Jens Spahn, a senior German politician and key ally of Chancellor Friedrich Merz, has resigned as chair of the Christian Democrat (CDU) party after he and his husband used a surrogate mother to become parents - a practice Spahn has previously criticized and his party vehemently opposes. Surrogacy is banned in Germany under the 1990 Embryo Protection Act, punishable by up to three years in prison or a fine. Spahn, as health minister in 2020, refused to relax the ban. So he and his husband, Daniel Funke, did what any lawmaker opposed to surrogacy would do: they found a surrogate in the US.
In 2015, Spahn wrote that “as a gay man and a Christian I find it personally very hard to warm to the idea of a rented womb.” Yet on Wednesday, he welcomed baby Georg, telling Bild: “Georg is our greatest joy. This feeling is almost impossible to put into words.” The announcement drew immediate accusations of hypocrisy. Marion Rosin, a CDU member in Thuringia, told the BBC: “Politicians who set standards for others must be measured by them too. If that credibility is gone, resignation is a matter of consequence.”
In February, while Spahn’s surrogate was about four months pregnant, the CDU voted to maintain the surrogacy ban at a party conference. Spahn, 46, initially defended himself, telling Bild he had “wrestled with myself for a long time” before deciding to proceed. But critics weren't placated.
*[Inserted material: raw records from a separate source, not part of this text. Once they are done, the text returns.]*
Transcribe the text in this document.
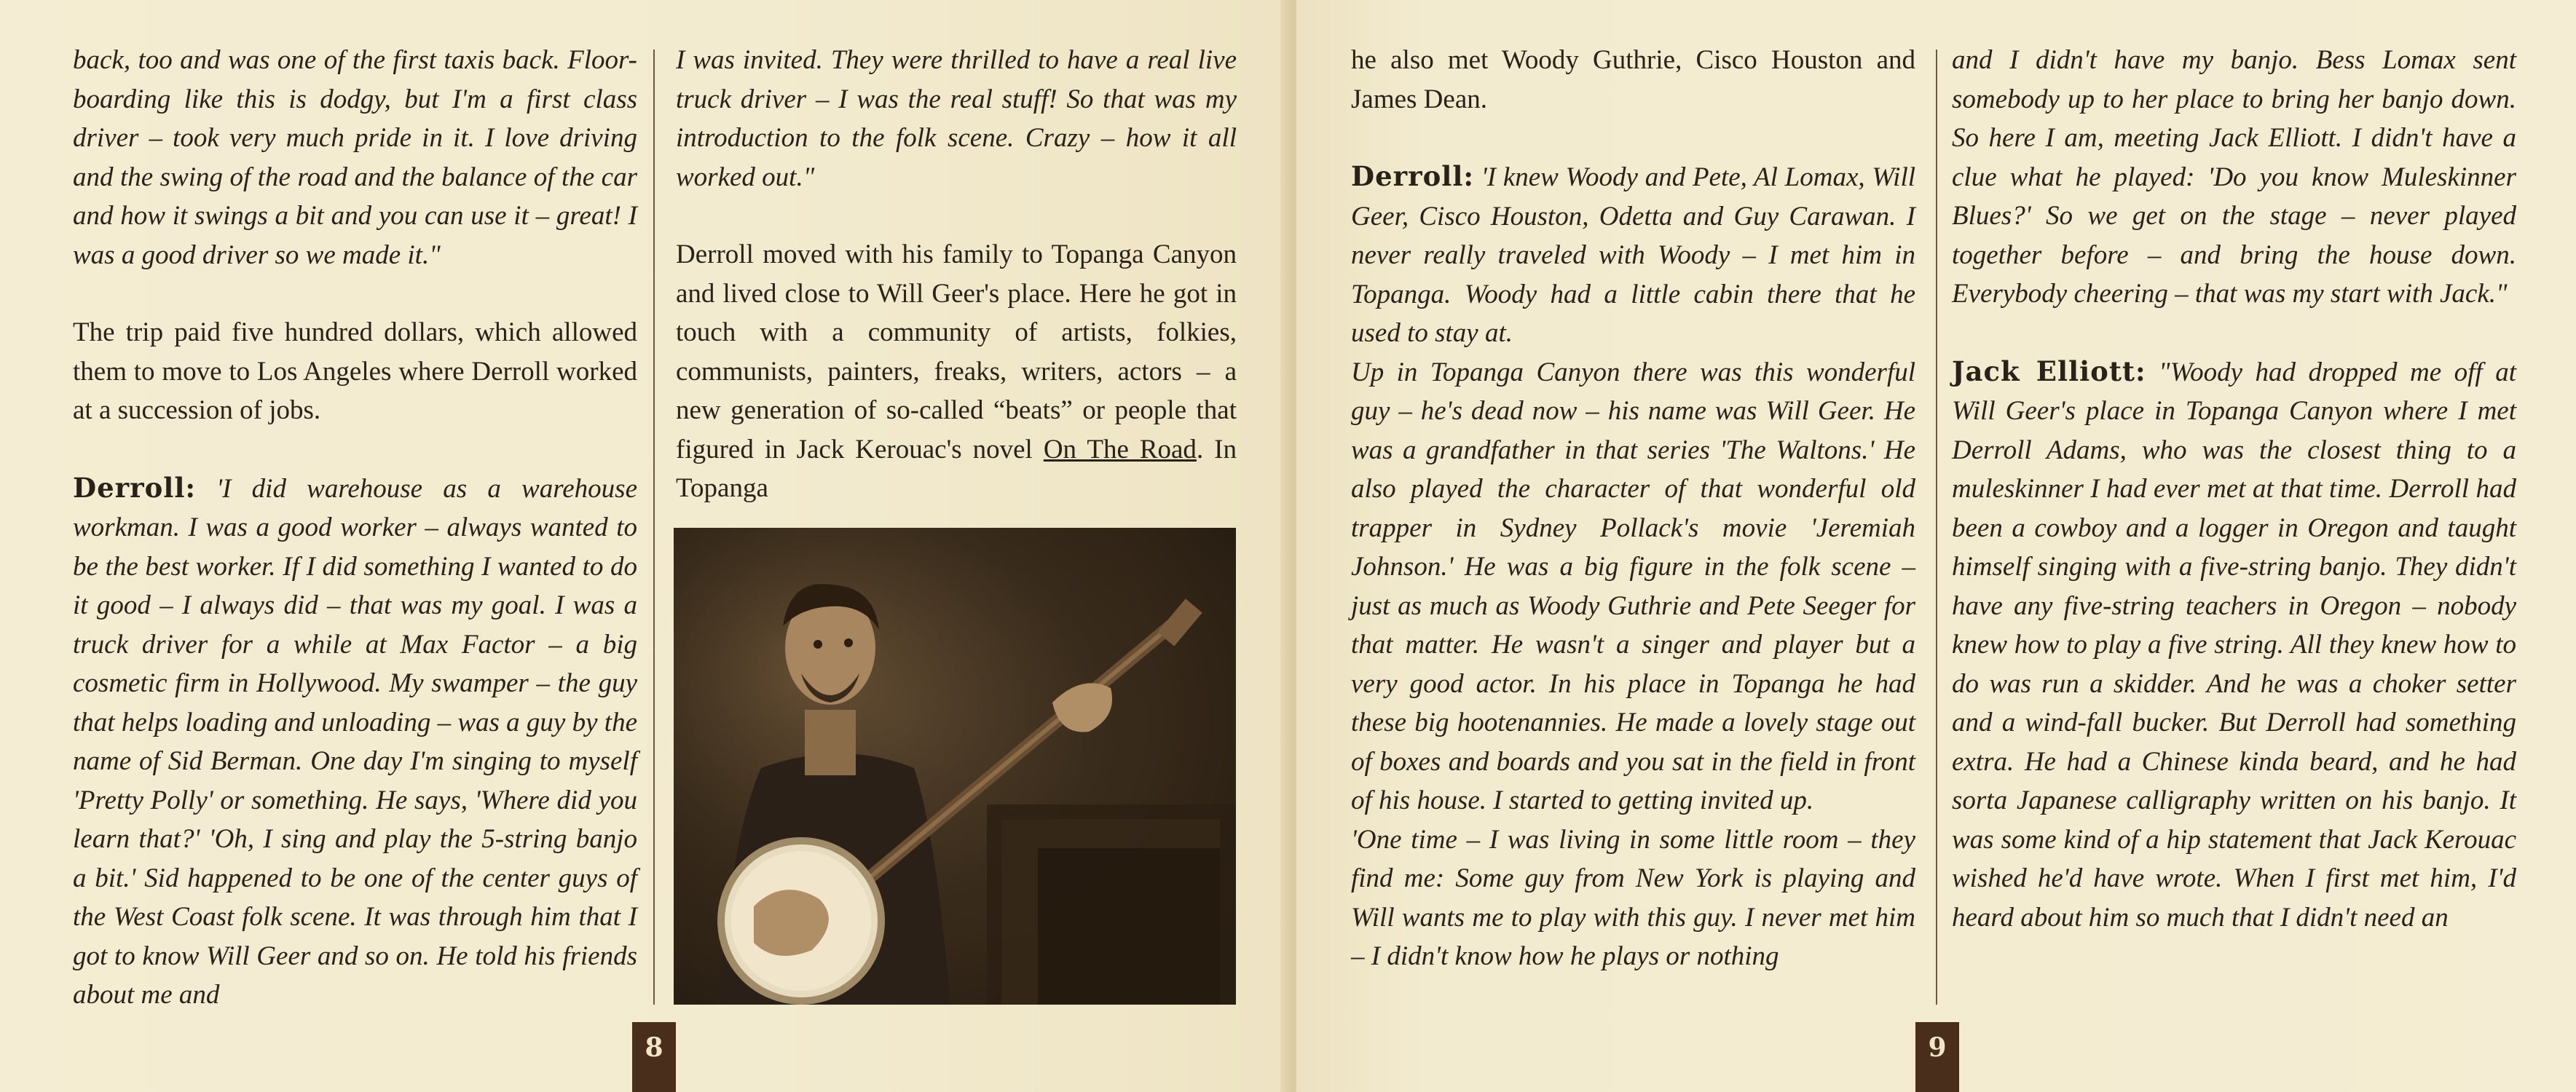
back, too and was one of the first taxis back. Floor-boarding like this is dodgy, but I'm a first class driver – took very much pride in it. I love driving and the swing of the road and the balance of the car and how it swings a bit and you can use it – great! I was a good driver so we made it."

The trip paid five hundred dollars, which allowed them to move to Los Angeles where Derroll worked at a succession of jobs.

Derroll: 'I did warehouse as a warehouse workman. I was a good worker – always wanted to be the best worker. If I did something I wanted to do it good – I always did – that was my goal. I was a truck driver for a while at Max Factor – a big cosmetic firm in Hollywood. My swamper – the guy that helps loading and unloading – was a guy by the name of Sid Berman. One day I'm singing to myself 'Pretty Polly' or something. He says, 'Where did you learn that?' 'Oh, I sing and play the 5-string banjo a bit.' Sid happened to be one of the center guys of the West Coast folk scene. It was through him that I got to know Will Geer and so on. He told his friends about me and

I was invited. They were thrilled to have a real live truck driver – I was the real stuff! So that was my introduction to the folk scene. Crazy – how it all worked out."

Derroll moved with his family to Topanga Canyon and lived close to Will Geer's place. Here he got in touch with a community of artists, folkies, communists, painters, freaks, writers, actors – a new generation of so-called “beats” or people that figured in Jack Kerouac's novel On The Road. In Topanga

8

he also met Woody Guthrie, Cisco Houston and James Dean.

Derroll: 'I knew Woody and Pete, Al Lomax, Will Geer, Cisco Houston, Odetta and Guy Carawan. I never really traveled with Woody – I met him in Topanga. Woody had a little cabin there that he used to stay at.

Up in Topanga Canyon there was this wonderful guy – he's dead now – his name was Will Geer. He was a grandfather in that series 'The Waltons.' He also played the character of that wonderful old trapper in Sydney Pollack's movie 'Jeremiah Johnson.' He was a big figure in the folk scene – just as much as Woody Guthrie and Pete Seeger for that matter. He wasn't a singer and player but a very good actor. In his place in Topanga he had these big hootenannies. He made a lovely stage out of boxes and boards and you sat in the field in front of his house. I started to getting invited up.

'One time – I was living in some little room – they find me: Some guy from New York is playing and Will wants me to play with this guy. I never met him – I didn't know how he plays or nothing

and I didn't have my banjo. Bess Lomax sent somebody up to her place to bring her banjo down. So here I am, meeting Jack Elliott. I didn't have a clue what he played: 'Do you know Muleskinner Blues?' So we get on the stage – never played together before – and bring the house down. Everybody cheering – that was my start with Jack."

Jack Elliott: "Woody had dropped me off at Will Geer's place in Topanga Canyon where I met Derroll Adams, who was the closest thing to a muleskinner I had ever met at that time. Derroll had been a cowboy and a logger in Oregon and taught himself singing with a five-string banjo. They didn't have any five-string teachers in Oregon – nobody knew how to play a five string. All they knew how to do was run a skidder. And he was a choker setter and a wind-fall bucker. But Derroll had something extra. He had a Chinese kinda beard, and he had sorta Japanese calligraphy written on his banjo. It was some kind of a hip statement that Jack Kerouac wished he'd have wrote. When I first met him, I'd heard about him so much that I didn't need an

9
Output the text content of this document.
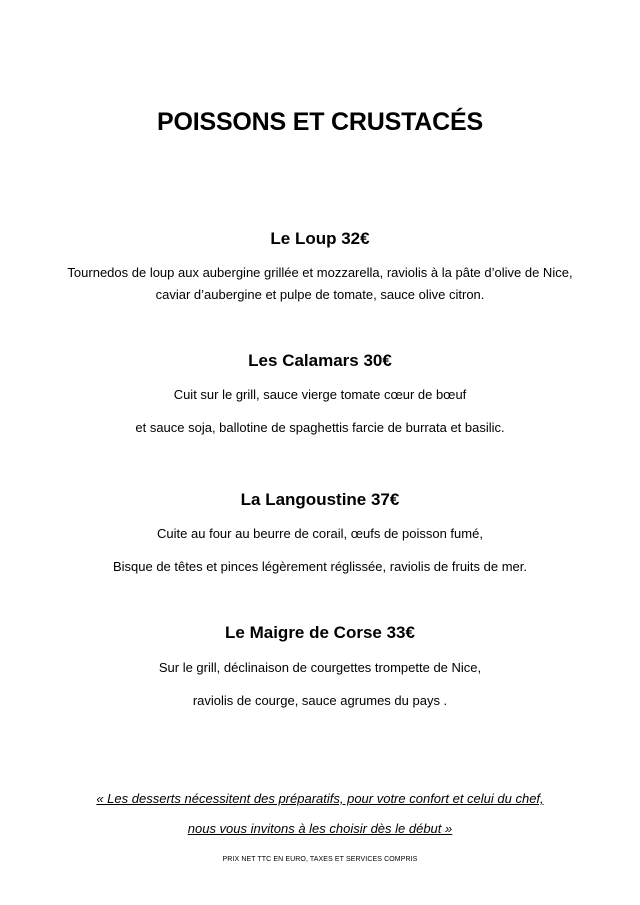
POISSONS ET CRUSTACÉS
Le Loup 32€
Tournedos de loup aux aubergine grillée et mozzarella, raviolis à la pâte d’olive de Nice,
caviar d’aubergine et pulpe de tomate, sauce olive citron.
Les Calamars 30€
Cuit sur le grill, sauce vierge tomate cœur de bœuf
et sauce soja, ballotine de spaghettis farcie de burrata et basilic.
La Langoustine 37€
Cuite au four au beurre de corail, œufs de poisson fumé,
Bisque de têtes et pinces légèrement réglissée, raviolis de fruits de mer.
Le Maigre de Corse 33€
Sur le grill, déclinaison de courgettes trompette de Nice,
raviolis de courge, sauce agrumes du pays .
« Les desserts nécessitent des préparatifs, pour votre confort et celui du chef,
nous vous invitons à les choisir dès le début »
PRIX NET TTC EN EURO, TAXES ET SERVICES COMPRIS
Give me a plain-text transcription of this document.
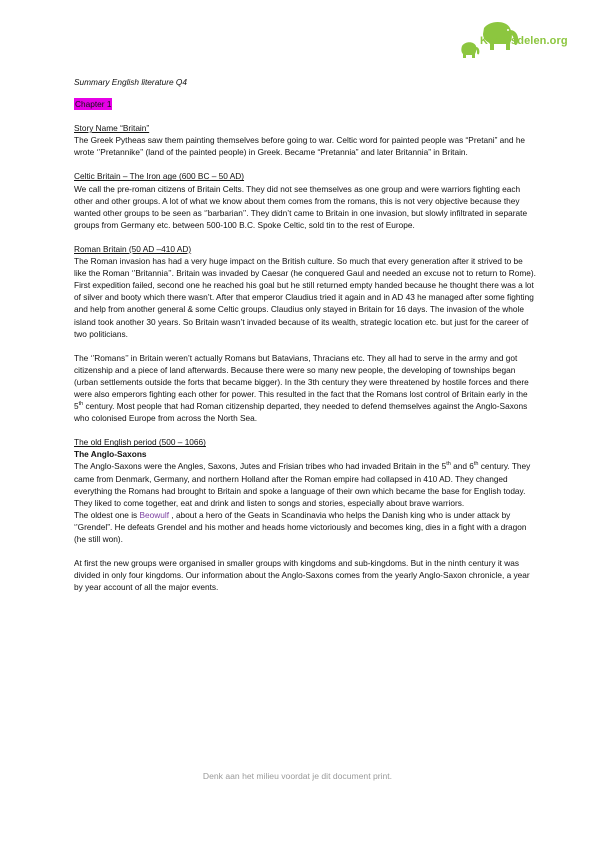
Kennisdelen.org

Summary English literature Q4

Chapter 1
Story Name “Britain”

The Greek Pytheas saw them painting themselves before going to war. Celtic word for painted people was “Pretani” and he wrote ‘’Pretannike’’ (land of the painted people) in Greek. Became “Pretannia” and later Britannia” in Britain.

Celtic Britain – The Iron age (600 BC – 50 AD)

We call the pre-roman citizens of Britain Celts. They did not see themselves as one group and were warriors fighting each other and other groups. A lot of what we know about them comes from the romans, this is not very objective because they wanted other groups to be seen as ‘’barbarian’’. They didn’t came to Britain in one invasion, but slowly infiltrated in separate groups from Germany etc. between 500-100 B.C. Spoke Celtic, sold tin to the rest of Europe.

Roman Britain (50 AD –410 AD)

The Roman invasion has had a very huge impact on the British culture. So much that every generation after it strived to be like the Roman ‘’Britannia’’. Britain was invaded by Caesar (he conquered Gaul and needed an excuse not to return to Rome). First expedition failed, second one he reached his goal but he still returned empty handed because he thought there was a lot of silver and booty which there wasn’t. After that emperor Claudius tried it again and in AD 43 he managed after some fighting and help from another general & some Celtic groups. Claudius only stayed in Britain for 16 days. The invasion of the whole island took another 30 years. So Britain wasn’t invaded because of its wealth, strategic location etc. but just for the career of two politicians.

The ‘’Romans’’ in Britain weren’t actually Romans but Batavians, Thracians etc. They all had to serve in the army and got citizenship and a piece of land afterwards. Because there were so many new people, the developing of townships began (urban settlements outside the forts that became bigger). In the 3th century they were threatened by hostile forces and there were also emperors fighting each other for power. This resulted in the fact that the Romans lost control of Britain early in the 5th century. Most people that had Roman citizenship departed, they needed to defend themselves against the Anglo-Saxons who colonised Europe from across the North Sea.

The old English period (500 – 1066)
The Anglo-Saxons

The Anglo-Saxons were the Angles, Saxons, Jutes and Frisian tribes who had invaded Britain in the 5th and 6th century. They came from Denmark, Germany, and northern Holland after the Roman empire had collapsed in 410 AD. They changed everything the Romans had brought to Britain and spoke a language of their own which became the base for English today. They liked to come together, eat and drink and listen to songs and stories, especially about brave warriors.

The oldest one is Beowulf , about a hero of the Geats in Scandinavia who helps the Danish king who is under attack by ‘’Grendel”. He defeats Grendel and his mother and heads home victoriously and becomes king, dies in a fight with a dragon (he still won).

At first the new groups were organised in smaller groups with kingdoms and sub-kingdoms. But in the ninth century it was divided in only four kingdoms. Our information about the Anglo-Saxons comes from the yearly Anglo-Saxon chronicle, a year by year account of all the major events.

Denk aan het milieu voordat je dit document print.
Daniel Peters, CDU leader in Mecklenburg-Western Pomerania, called for resignation, saying it was “completely unacceptable” to vote one way and act differently privately. Health spokesperson Janosch Dahmen echoed the sentiment, noting the issue was about double standards, not the child.
As calls mounted, Merz declined to comment, saying the matter would be discussed at the next executive meeting. On Saturday, Spahn resigned, stating: “In recent days, I have come to realise that my personal happiness in starting a family with my husband and becoming a father is incompatible with my political office.” Merz called the resignation “right and inevitable,” adding: “Credibility is the most valuable asset in politics.”